Wednesday, August 03, 2016

Dirty Dancing remake: court grants reconsideration on dilution

Lions Gate Ent. Inc. v. TD Ameritrade Servs. Co., No. cv 15-05024  (C.D. Cal. Aug. 1, 2016)

Previous discussion and images from the campaign here.  Lions Gate claims common-law marks in DIRTY  DANCING and NOBODY PUTS BABY IN A CORNER, while Ameritrade’s ads used the line  “Nobody puts your old 401k in a corner” and a depiction of a man  lifting a piggy bank over his head.  The court granted reconsideration of the dismissal of the trademark dilution claims, because it previously required the that the defendant use a mark identical or nearly identical to the plaintiff’s mark.  The Ninth Circuit has held (wrongly, in my opinion) that the defendant’s mark need not be identical, nearly identical, or even substantially similar to the plaintiff’s mark under the TDRA.  Levi Strauss & Co. v. Abercrombie & Fitch Trading Co., 633  F.3d 1158, 1172 (9th Cir. 2011).  

RT: The court of appeals based its reasoning on the existence of a multifactor statutory test for blurring which mentions only the degree of similarity, without setting a threshold for similarity.  But the multifactor test also lists various elements of distinctiveness/fame, without setting a threshold—and nonetheless, in order to be “famous,” the mark at issue will already have satisfied a threshold requirement of very high distinctiveness.  Given the power accorded the owner of a “famous” mark under the dilution statute, and the lack of clarity over what dilution even is, not to mention the fact that the legislative history exclusively discusses identical marks such as “Buick Aspirin,” a requirement of (near) identicality would be more appropriate.  However, the district court here can’t ignore circuit precedent—it’s not as if the district court is a 9th Circuit panel.

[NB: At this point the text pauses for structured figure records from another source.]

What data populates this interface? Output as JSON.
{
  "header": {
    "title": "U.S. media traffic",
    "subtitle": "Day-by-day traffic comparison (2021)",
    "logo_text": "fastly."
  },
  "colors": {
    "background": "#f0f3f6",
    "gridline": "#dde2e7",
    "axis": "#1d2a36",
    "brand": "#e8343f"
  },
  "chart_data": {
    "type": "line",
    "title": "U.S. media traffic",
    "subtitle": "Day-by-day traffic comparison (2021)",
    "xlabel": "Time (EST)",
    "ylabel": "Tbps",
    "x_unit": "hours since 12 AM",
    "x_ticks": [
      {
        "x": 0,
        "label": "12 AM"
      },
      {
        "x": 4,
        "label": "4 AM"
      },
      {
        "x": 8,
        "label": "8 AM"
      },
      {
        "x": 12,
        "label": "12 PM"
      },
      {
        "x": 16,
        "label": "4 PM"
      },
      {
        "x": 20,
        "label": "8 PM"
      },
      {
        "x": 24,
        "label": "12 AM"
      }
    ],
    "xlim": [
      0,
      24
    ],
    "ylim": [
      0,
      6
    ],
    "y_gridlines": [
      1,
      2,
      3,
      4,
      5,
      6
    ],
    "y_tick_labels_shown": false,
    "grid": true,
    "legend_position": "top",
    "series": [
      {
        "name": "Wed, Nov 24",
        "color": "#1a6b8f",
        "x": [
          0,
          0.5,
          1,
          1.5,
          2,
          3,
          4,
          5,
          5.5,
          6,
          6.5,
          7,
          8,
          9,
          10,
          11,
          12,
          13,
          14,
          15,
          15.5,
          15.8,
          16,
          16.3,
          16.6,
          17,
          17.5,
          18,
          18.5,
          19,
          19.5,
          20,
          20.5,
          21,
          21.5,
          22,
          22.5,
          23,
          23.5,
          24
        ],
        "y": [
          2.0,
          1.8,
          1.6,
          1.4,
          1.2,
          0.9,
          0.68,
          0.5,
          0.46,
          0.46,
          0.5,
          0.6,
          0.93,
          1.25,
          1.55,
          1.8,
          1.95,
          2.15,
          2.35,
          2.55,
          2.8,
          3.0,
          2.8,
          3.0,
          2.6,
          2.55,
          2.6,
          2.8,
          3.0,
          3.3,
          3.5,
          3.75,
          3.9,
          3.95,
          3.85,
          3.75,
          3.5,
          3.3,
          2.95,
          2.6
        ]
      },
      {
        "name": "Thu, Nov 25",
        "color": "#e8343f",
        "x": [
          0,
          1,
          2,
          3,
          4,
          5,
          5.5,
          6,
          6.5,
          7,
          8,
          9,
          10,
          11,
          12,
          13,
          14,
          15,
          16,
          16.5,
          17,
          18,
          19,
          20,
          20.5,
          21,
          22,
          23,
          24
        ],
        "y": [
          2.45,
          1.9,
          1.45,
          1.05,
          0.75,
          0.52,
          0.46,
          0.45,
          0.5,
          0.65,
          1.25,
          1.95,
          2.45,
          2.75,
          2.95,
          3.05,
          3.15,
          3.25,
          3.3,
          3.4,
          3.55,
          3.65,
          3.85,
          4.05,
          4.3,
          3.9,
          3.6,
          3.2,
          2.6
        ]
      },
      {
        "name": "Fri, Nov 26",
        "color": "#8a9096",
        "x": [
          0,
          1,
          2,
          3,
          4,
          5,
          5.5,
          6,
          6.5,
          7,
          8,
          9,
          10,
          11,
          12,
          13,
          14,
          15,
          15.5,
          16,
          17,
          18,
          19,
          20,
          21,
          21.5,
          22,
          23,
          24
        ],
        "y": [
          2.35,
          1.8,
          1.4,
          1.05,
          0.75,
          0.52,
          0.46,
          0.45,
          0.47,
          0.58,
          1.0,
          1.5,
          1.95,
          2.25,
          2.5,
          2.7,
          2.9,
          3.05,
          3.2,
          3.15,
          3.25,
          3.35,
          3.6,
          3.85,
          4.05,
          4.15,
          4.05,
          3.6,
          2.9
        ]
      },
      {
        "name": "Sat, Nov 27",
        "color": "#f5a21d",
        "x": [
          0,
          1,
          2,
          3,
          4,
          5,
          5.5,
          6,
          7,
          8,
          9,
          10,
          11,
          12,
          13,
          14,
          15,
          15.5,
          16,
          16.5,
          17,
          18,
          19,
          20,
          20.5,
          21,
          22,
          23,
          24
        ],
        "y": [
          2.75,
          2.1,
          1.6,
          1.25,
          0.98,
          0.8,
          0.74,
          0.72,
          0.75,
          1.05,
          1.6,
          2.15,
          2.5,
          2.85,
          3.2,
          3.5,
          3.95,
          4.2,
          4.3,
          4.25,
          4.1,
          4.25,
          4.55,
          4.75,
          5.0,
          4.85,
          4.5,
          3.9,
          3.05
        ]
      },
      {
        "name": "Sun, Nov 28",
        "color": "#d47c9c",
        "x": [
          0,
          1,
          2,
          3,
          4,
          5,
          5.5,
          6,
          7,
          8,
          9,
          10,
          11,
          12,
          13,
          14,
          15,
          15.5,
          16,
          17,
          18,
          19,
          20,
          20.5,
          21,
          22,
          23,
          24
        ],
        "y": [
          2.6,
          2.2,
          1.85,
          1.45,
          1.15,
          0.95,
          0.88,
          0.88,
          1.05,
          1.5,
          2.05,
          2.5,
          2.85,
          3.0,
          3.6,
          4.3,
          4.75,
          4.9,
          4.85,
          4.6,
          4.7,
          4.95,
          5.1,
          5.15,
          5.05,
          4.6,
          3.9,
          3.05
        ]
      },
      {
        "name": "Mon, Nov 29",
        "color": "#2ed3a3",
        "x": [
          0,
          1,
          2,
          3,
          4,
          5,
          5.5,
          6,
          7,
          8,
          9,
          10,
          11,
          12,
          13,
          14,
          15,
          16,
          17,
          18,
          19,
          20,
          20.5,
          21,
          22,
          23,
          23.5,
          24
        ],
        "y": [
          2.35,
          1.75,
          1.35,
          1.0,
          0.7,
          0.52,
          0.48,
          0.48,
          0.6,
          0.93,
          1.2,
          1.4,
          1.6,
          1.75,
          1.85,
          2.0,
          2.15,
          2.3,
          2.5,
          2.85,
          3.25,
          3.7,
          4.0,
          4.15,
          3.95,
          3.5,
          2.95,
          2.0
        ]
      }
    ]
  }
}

Anyhow, revisiting the issue, while the court initially concluded that Ameritrade didn’t seem to be using the mark as a mark for its own goods and services, which is a requirement under the TDRA, it now devoted more attention to the issue and found that Lions Gate had sufficiently alleged use as a mark.  Ameritrade allegedly admitted that they used “Nobody puts your old 401k in a/the corner” as a tagline, which was tantamount to admitting use as a mark.  (What about the dance lift with the piggy bank?)  Slogans can be trademarks, and Ameritrade has previously sought registration for other slogans.  Because the complaint alleged that the tagline, “used alone and with other allusions to the  motion picture, such as the Dance Lift and the reference to the  song … is likely to cause people to falsely or  incorrectly believe that Lions Gate has approved, licensed,  endorses, sponsored, and/or authorized, or is associated with, TD  Ameritrade’s products and/or services,” that was sufficient to allege use as a mark.  Note the oddity here that allegations about confusion, which don’t seem to have been revived, turn into allegations about trademark use—perhaps another reminder of the poor fit of dilution into American theories about what trademarks are for.